Crítica: El nacimiento del Rey Sol en el Teatro Real
Hermosísimo sinsentido
El nacimiento del Rey Sol. Jean de Cambefort, Antoine Boësset, Francesco Cavalli, Luigi Rossi y otros: Le ballet royal de la nuit. Lucile Richardot, Caroline Weynants, Caroline Dangin-Bardot, Marie-Frédérique Girod, Ilektra Platiopoulou, Blandine de Sansal, Sylvie Bedoulle, Etiene Bazola, Nicolas Brooymans y otros. Ensamble Correspondances. Dirección musical y clave: Sébastian Daucé. 19 de junio
La política y la ópera han andado de la mano desde sus inicios. No hay más que escuchar el fragmento de la Toccata del Orfeo de Monteverdi que anuncia el inicio de cualquier representación en el Teatro Real, y que es en realidad el himno de los Gonzaga: la ópera sirvió, la mayor parte de las veces, como vehículo propagandístico más o menos evidente. Lo mismo ocurrió con Le ballet royal de la nuit, cuya versión digamos simplificada se escuchó anoche en el Real, con la excepción de que no esto no es, en realidad, una ópera sino una de las formas fronterizas acuñadas en Francia y denominada ballet de cour, con un emparejamiento evidente con la danza.
En este caso Le ballet… fue una cuidada operación de marketing orquestada por el primer ministro francés, el Cardenal Mazarino, que intentó un golpe de efecto político que sirviera para promocionar el poder real y situar al nuevo regente (Luis XIV) en una situación de privilegio respecto a su pueblo. En el desarrollo no sólo participaban músicos y bailarines profesionales, sino también la propia nobleza. El argumento de este gigantesco espectáculo (más de doce horas, divididas en siete días en el año 1653), giraba en torno a un alegórico ascenso del Sol (un Luis XIV de casi quince años) que va disipando las tinieblas y los terrores de la noche. Obviamente, entre los invitados anduvieron representantes de varios estados, además de la aristocracia y burguesía parisina cuyo apoyo tanto necesitaba el rey.
El director musical del Ensamble Correspondances, Sébastian Daucé, ha organizado materiales, colocado añadidos, completado líneas vocales perdidas y una largo etcétera de musicología aplicada para llevar luz a la partitura de, probablemente, el espectáculo más fastuoso de todo el siglo XVII, que aquí queda reducido a apenas dos horas y media. Y hay que adelantar que la música y la interpretación fueron de todo punto extraordinarias. La orquesta alcanza la excelencia en tímbrica, color, adecuación al estilo y riqueza de matices. Desde la viola da gamba de Mathilde Vialle, pasando por la tiorba de Thibaut Roussel hasta la magnífica recreación sonora de ritmos y pájaros del percusionista Sylvain Fabre. Una sonoridad carnosa, seductora, inmejorable para una música que se hizo más dramática y cercana en la segunda parte, cuando los añadidos de Rossi y Cavalli aumentaron el nivel medio compositivo.

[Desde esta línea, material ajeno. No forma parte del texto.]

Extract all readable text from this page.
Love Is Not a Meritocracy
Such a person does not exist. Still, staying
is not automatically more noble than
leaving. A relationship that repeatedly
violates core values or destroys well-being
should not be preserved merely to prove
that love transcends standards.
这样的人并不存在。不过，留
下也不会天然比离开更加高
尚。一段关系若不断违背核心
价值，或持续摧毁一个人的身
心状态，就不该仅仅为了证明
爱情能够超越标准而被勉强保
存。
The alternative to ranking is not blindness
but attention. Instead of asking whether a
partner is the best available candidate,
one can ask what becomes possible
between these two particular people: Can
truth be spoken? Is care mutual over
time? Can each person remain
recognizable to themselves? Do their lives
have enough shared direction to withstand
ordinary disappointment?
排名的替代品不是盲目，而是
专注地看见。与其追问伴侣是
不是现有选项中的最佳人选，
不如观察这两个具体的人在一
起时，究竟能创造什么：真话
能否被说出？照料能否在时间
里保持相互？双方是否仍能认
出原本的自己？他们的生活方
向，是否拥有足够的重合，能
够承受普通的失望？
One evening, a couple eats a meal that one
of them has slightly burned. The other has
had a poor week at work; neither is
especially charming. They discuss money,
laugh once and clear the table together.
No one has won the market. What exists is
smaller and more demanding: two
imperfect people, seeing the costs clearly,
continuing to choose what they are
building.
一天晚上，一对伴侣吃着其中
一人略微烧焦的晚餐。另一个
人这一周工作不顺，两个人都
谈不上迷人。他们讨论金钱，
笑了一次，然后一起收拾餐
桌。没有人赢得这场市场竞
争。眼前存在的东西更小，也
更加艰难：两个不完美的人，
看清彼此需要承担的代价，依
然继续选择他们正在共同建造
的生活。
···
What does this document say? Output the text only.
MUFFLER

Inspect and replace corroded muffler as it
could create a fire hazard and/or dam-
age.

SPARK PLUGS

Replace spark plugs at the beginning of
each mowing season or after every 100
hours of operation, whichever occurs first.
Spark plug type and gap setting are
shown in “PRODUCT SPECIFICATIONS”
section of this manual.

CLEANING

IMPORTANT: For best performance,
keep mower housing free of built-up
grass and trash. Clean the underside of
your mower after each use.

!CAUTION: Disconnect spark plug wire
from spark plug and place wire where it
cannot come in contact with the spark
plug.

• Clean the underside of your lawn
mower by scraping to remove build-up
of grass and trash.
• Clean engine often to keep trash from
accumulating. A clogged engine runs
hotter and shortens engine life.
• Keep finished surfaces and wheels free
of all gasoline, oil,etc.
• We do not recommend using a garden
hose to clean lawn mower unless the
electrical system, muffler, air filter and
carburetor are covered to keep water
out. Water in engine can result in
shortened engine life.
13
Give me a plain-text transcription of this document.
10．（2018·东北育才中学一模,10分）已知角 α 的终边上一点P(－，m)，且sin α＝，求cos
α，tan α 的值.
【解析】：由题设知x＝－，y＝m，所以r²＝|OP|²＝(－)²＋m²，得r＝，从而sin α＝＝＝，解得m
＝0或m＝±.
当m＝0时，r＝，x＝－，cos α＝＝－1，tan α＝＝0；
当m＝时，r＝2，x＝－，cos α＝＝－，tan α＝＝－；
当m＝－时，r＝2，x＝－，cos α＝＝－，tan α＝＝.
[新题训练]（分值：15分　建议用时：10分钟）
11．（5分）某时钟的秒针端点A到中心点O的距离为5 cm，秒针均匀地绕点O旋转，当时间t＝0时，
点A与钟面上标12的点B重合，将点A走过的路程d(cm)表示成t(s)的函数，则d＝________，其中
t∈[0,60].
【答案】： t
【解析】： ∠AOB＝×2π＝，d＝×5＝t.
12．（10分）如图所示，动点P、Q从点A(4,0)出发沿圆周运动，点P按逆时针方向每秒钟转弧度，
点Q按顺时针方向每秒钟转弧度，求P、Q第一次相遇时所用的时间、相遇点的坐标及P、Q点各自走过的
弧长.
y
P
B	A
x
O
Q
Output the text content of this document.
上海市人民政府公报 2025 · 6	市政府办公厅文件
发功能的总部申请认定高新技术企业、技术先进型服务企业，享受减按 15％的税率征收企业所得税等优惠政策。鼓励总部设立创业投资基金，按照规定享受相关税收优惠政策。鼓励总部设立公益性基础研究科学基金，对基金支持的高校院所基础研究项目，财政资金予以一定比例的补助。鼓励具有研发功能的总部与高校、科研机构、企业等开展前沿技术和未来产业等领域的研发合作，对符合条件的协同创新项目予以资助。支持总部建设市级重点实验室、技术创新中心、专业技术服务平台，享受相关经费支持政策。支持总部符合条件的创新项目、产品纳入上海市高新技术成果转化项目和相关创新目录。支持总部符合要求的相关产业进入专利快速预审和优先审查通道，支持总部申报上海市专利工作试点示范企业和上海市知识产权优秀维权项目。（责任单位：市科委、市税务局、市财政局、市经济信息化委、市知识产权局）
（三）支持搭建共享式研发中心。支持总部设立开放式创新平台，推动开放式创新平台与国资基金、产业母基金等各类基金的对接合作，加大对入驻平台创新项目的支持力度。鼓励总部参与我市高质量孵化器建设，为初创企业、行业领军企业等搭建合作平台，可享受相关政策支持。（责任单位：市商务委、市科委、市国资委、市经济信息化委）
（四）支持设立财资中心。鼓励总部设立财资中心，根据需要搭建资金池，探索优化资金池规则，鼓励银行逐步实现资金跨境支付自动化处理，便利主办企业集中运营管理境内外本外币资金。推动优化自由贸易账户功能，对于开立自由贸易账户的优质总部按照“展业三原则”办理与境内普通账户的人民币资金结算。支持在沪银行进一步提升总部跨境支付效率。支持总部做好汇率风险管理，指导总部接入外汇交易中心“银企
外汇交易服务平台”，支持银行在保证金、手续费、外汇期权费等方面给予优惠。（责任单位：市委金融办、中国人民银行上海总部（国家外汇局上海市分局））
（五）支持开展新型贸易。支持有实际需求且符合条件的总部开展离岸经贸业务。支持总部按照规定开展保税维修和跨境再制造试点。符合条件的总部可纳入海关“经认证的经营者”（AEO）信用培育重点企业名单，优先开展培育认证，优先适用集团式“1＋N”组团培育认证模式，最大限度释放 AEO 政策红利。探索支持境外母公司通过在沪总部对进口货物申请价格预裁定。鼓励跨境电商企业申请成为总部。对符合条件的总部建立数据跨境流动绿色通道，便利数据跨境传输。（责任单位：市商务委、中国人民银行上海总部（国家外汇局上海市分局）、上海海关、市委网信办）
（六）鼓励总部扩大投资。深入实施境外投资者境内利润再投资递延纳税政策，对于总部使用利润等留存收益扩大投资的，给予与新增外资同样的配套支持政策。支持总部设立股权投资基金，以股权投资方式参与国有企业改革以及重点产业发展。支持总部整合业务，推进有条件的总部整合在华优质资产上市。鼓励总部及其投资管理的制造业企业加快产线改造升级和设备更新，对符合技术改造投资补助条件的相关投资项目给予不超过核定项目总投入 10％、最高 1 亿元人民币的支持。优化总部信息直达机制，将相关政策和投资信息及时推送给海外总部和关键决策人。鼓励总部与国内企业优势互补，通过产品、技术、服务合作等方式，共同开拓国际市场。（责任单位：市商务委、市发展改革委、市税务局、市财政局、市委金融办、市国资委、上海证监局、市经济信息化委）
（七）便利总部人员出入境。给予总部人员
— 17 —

En lo que respecta al coro, tampoco se bajó el nivel. Actuando en conjunto o como solistas con múltiples papeles, los 18 cantantes construyeron esa sonoridad coral tan típicamente francesa en el Barroco, y que requiera de prosodia, afinación y, por encima de todo, balance. Grandes intervenciones de la mezzosoprano Blandine de Sansal (Deyanira), Lucile Richardot (La Noche) o el haute-contre David Tricou (Apolo). Los últimos números, muerte de Euridice incluida, fueron conmovedores y de un patetismo casi doloroso, como el inolvidable trío “Dormi, dormi, o Sonno, dormi”.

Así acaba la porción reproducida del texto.